# BT Osprey w/60 E-Tech & 5 Blade



## glgardnerjr (Mar 17, 2014)

Just bought the boat and came with a custom 5 blade prop. Top speed is only 28 mph and that's with one person and a lab in the boat. Thinking I should go to a 4 blade but wondering if I'll give up any hole shot. I've got a 4 blade Baumann Power Blaster on my shallow sport and it performs extremely well. Any suggestions?


----------



## ShallowLA (Jul 14, 2012)

I run a Powertech RXB4 15 pitch and love it! I'm running an etec 50 on the same hull, but a 15/16 pitch would probably be perfect for your 60. I'm getting 32+ at full throttle and the hole shot is great even without using trim tabs. Using trim tabs will give fantastic holeshot results. The jack plate can also be extremely handy. This prop is about $500 new.
Would like to hear what you decide on and how it performs.


----------



## Reel_Lucky2 (Sep 19, 2012)

I'm very happy with my 3 blade from Jack Foreman at Crossroads propeller.
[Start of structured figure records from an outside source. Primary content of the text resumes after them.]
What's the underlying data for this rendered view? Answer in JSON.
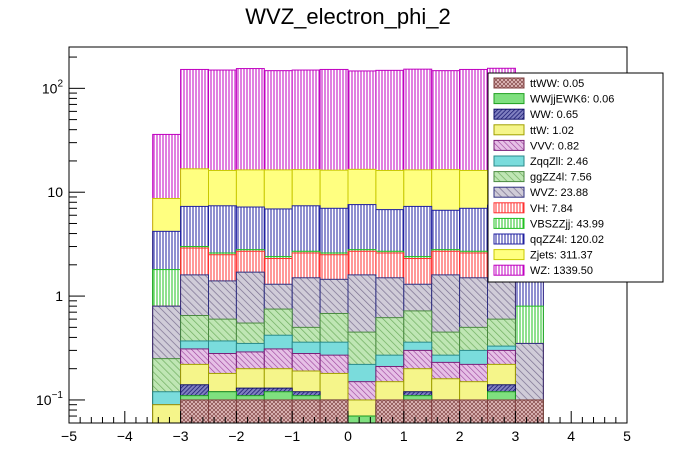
{
  "chart_data": {
    "type": "bar",
    "stacked": true,
    "title": "WVZ_electron_phi_2",
    "xlabel": "",
    "ylabel": "",
    "xlim": [
      -5,
      5
    ],
    "ylim": [
      0.06,
      250
    ],
    "log_y": true,
    "bin_edges": [
      -3.5,
      -3.0,
      -2.5,
      -2.0,
      -1.5,
      -1.0,
      -0.5,
      0.0,
      0.5,
      1.0,
      1.5,
      2.0,
      2.5,
      3.0,
      3.5
    ],
    "x_ticks": [
      {
        "value": -5,
        "label": "−5"
      },
      {
        "value": -4,
        "label": "−4"
      },
      {
        "value": -3,
        "label": "−3"
      },
      {
        "value": -2,
        "label": "−2"
      },
      {
        "value": -1,
        "label": "−1"
      },
      {
        "value": 0,
        "label": "0"
      },
      {
        "value": 1,
        "label": "1"
      },
      {
        "value": 2,
        "label": "2"
      },
      {
        "value": 3,
        "label": "3"
      },
      {
        "value": 4,
        "label": "4"
      },
      {
        "value": 5,
        "label": "5"
      }
    ],
    "y_ticks": [
      {
        "value": 0.1,
        "base": "10",
        "exp": "−1"
      },
      {
        "value": 1,
        "label": "1"
      },
      {
        "value": 10,
        "label": "10"
      },
      {
        "value": 100,
        "base": "10",
        "exp": "2"
      }
    ],
    "stack_tops": [
      {
        "name": "ttWW",
        "values": [
          0.06,
          0.1,
          0.1,
          0.1,
          0.1,
          0.1,
          0.1,
          0.06,
          0.1,
          0.1,
          0.1,
          0.1,
          0.1,
          0.1
        ]
      },
      {
        "name": "WWjjEWK6",
        "values": [
          0.06,
          0.11,
          0.12,
          0.11,
          0.12,
          0.11,
          0.1,
          0.07,
          0.09,
          0.11,
          0.1,
          0.09,
          0.12,
          0.06
        ]
      },
      {
        "name": "WW",
        "values": [
          0.06,
          0.14,
          0.12,
          0.13,
          0.13,
          0.12,
          0.1,
          0.07,
          0.09,
          0.12,
          0.1,
          0.09,
          0.14,
          0.06
        ]
      },
      {
        "name": "ttW",
        "values": [
          0.09,
          0.22,
          0.18,
          0.2,
          0.2,
          0.19,
          0.18,
          0.1,
          0.15,
          0.2,
          0.16,
          0.15,
          0.22,
          0.06
        ]
      },
      {
        "name": "VVV",
        "values": [
          0.09,
          0.31,
          0.28,
          0.29,
          0.31,
          0.28,
          0.27,
          0.15,
          0.21,
          0.3,
          0.23,
          0.22,
          0.3,
          0.06
        ]
      },
      {
        "name": "ZqqZll",
        "values": [
          0.12,
          0.37,
          0.37,
          0.35,
          0.42,
          0.36,
          0.36,
          0.22,
          0.27,
          0.36,
          0.27,
          0.3,
          0.33,
          0.06
        ]
      },
      {
        "name": "ggZZ4l",
        "values": [
          0.25,
          0.65,
          0.6,
          0.55,
          0.75,
          0.5,
          0.68,
          0.45,
          0.62,
          0.72,
          0.45,
          0.5,
          0.6,
          0.1
        ]
      },
      {
        "name": "WVZ",
        "values": [
          0.8,
          1.6,
          1.4,
          1.7,
          1.3,
          1.5,
          1.45,
          1.6,
          1.5,
          1.3,
          1.6,
          1.5,
          1.5,
          0.35
        ]
      },
      {
        "name": "VH",
        "values": [
          0.8,
          2.9,
          2.5,
          2.7,
          2.3,
          2.6,
          2.5,
          2.7,
          2.6,
          2.3,
          2.7,
          2.6,
          2.6,
          0.35
        ]
      },
      {
        "name": "VBSZZjj",
        "values": [
          1.8,
          3.0,
          2.6,
          2.8,
          2.4,
          2.7,
          2.6,
          2.8,
          2.7,
          2.4,
          2.8,
          2.7,
          2.7,
          0.8
        ]
      },
      {
        "name": "qqZZ4l",
        "values": [
          4.2,
          7.3,
          7.4,
          7.2,
          6.9,
          7.4,
          7.0,
          7.6,
          6.8,
          7.3,
          6.7,
          7.0,
          7.5,
          1.8
        ]
      },
      {
        "name": "Zjets",
        "values": [
          8.7,
          16.8,
          16.2,
          16.4,
          16.4,
          16.5,
          16.3,
          16.6,
          16.2,
          16.4,
          16.5,
          16.2,
          16.0,
          4.2
        ]
      },
      {
        "name": "WZ",
        "values": [
          36,
          152,
          150,
          155,
          148,
          150,
          152,
          147,
          149,
          153,
          148,
          152,
          156,
          31
        ]
      }
    ],
    "legend": [
      {
        "label": "ttWW: 0.05",
        "color": "#d8a8a8",
        "pattern": "cross"
      },
      {
        "label": "WWjjEWK6: 0.06",
        "color": "#7fe07f",
        "pattern": "solid"
      },
      {
        "label": "WW: 0.65",
        "color": "#1f1f8f",
        "pattern": "dense-diag"
      },
      {
        "label": "ttW: 1.02",
        "color": "#f5f58a",
        "pattern": "solid"
      },
      {
        "label": "VVV: 0.82",
        "color": "#c878c8",
        "pattern": "diag"
      },
      {
        "label": "ZqqZll: 2.46",
        "color": "#7adcdc",
        "pattern": "solid"
      },
      {
        "label": "ggZZ4l: 7.56",
        "color": "#a8d8a0",
        "pattern": "diag"
      },
      {
        "label": "WVZ: 23.88",
        "color": "#b8b0c8",
        "pattern": "diag"
      },
      {
        "label": "VH: 7.84",
        "color": "#ff3030",
        "pattern": "vert"
      },
      {
        "label": "VBSZZjj: 43.99",
        "color": "#20c020",
        "pattern": "vert"
      },
      {
        "label": "qqZZ4l: 120.02",
        "color": "#2020a0",
        "pattern": "vert"
      },
      {
        "label": "Zjets: 311.37",
        "color": "#ffff80",
        "pattern": "solid"
      },
      {
        "label": "WZ: 1339.50",
        "color": "#c000c0",
        "pattern": "vert"
      }
    ]
  }
}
Most think you need a 4 blade, but the 3 (with very aggressive cup) really works well. You give on the top end, but hole shot and ability to run with the jack all the way up is excellent. I have a BT BTX with a tunnel and 70hp yamaha 2 stroke.


----------



## Rookiemistake (Jan 30, 2013)

Im running the stock 3 blade and get about 27mph on the osprey with a 50hp.i just installed new controls so i think i have to play with the throttle cables a bit and try to get the top end rpms closer to manufacturers full throttle specs. They are a little low maybe 5300.... pretty light just me and the wife joy riding and no gear...

What rpms are yall at wot?


----------



## ShallowLA (Jul 14, 2012)

Think I'm around 5600 or so with this 4-blade.


----------